Violenza sulle donne e dati Istat: “Criticità confermate. Meno di un euro al giorno per le donne vittime di violenza”

In vista della giornata contro la violenza sulle donne, in programma il 25 novembre, pubblichiamo i dati dell’indagine condotta dall’Istat, in collaborazione con il Dipartimento per le Pari Opportunità, il CNR e le Regioni, sui 281 Centri antiviolenza (CAV) che svolgono attività a sostegno delle donne maltrattate e dei loro figli.

In breve, l’analisi racconta che, nel 2017, si sono rivolte ai Centri antiviolenza 43.467 donne; il 67,2% ha iniziato un percorso di uscita dalla violenza. Tra le donne che hanno iniziato tale percorso, il 63,7% ha figli, minorenni nel 72,8% dei casi. Le donne straniere costituiscono il 27% di quelle prese in carico.

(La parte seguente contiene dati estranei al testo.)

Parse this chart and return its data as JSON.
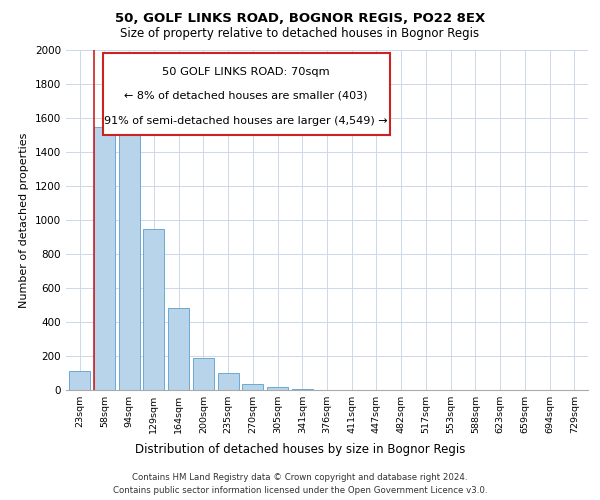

Come entrare a contatto con un centro antiviolenza donne

Le modalità per entrare in contatto con i Cav sono di vario tipo: il 95,3% dei Centri mette a disposizione il numero telefonico 1522, che accoglie le richieste di aiuto e sostegno delle vittime di violenza e stalking, il 97,6% dei Centri garantisce una reperibilità h24. In alternativa si può andare presso i singoli Centri, aperti mediamente 5 giorni a settimana per circa 7 ore al giorno.

L’89,7% dei Centri è aperto 5 o più giorni a settimana. I servizi offerti sono molteplici, dall’accoglienza (99,6%) al supporto psicologico (94,9%), dal supporto legale (96,8%) all’accompagnamento nel percorso verso l’autonomia abitativa (58,1%) e lavorativa (79,1%) e in generale verso l’autonomia (82,6%).

Meno diffusi, il servizio di sostegno alla genitorialità (62,5%), quello di supporto ai figli minori (49,8%) e quello di mediazione linguistica (48,6%). L’82,2% dei Centri effettua la valutazione del rischio di recidiva della violenza sulla donna. Per gestire le situazioni di emergenza l’85,8% dei Centri antiviolenza è collegato con una casa rifugio.

I Centri antiviolenza hanno profili organizzativi diversi sul territorio. Per erogare i servizi, il 68,5% lavora in collaborazione con le reti territoriali antiviolenza. Laddove la rete non esiste, i Centri hanno comunque siglato protocolli bilaterali con i soggetti che si occupano di violenza contro le donne (75,9% dei casi dove non esiste una rete). Qui il report completo.

La rete D.i.Re (Donne in Rete contro la violenza) commenta i dati Istat sui centri antiviolenza (CAV)

“Il quadro che emerge dalla rilevazione sui centri antiviolenza pubblicata oggi da ISTAT e relativa al 2017 conferma le criticità che la rete D.i.Re da sempre e continuamente mette in evidenza”, commenta Lella Palladino, presidente di D.i.Re, Donne in rete contro la violenza, la più grande organizzazione nazionale che si occupa di violenza contro le donne: “I centri antiviolenza sono troppo pochi, con interi territori scoperti, personale solo parzialmente retribuito, risorse assolutamente al di sotto del bisogno”.

“Nel 2017 i fondi pubblici per i centri antiviolenza sono stati 12 milioni di euro, che – se divisi per il numero delle donne accolte secondo l’ISTAT – fa meno di 1 euro al giorno, 76 centesimi per la precisione”, rileva Mariangela Zanni, consigliera D.i.Re ed esponente del Centro veneto progetti donna. “Una cifra ridicola, che spiega il dato ISTAT del massiccio ricorso al volontariato da parte dei centri antiviolenza, nonostante essi siano un tassello imprescindibile del Piano nazionale antiviolenza”.

Da un’analisi comparata tra i dati ISTAT pubblicati oggi e i dati raccolti nei centri antiviolenza della rete D.i.Re “emerge che delle 43.167 donne che nel 2017 si sono rivolte a uno dei 281 centri antiviolenza censiti da ISTAT, quasi la metà, vale a dire 20.137, si sono rivolte a uno dei centri antiviolenza della rete  D.i.Re”, sottolinea Palladino.

“Un indicatore importante a conferma della metodologia dei centri antiviolenza D.i.Re, orientata da un’ottica di genere e incentrata sulla relazione tra donne, che garantisce segretezza e anonimato, un ascolto empatico e non giudicante e l’autodeterminazione delle scelte. Elementi indispensabili per chi si accinge ad affrontare un percorso complesso come quello necessario per ritrovare la propria autonomia”, fa notare Palladino. “Da qui bisognerebbe partire per strutturare una risposta nazionale come chiede la Convenzione di Istanbul”, conclude la presidente.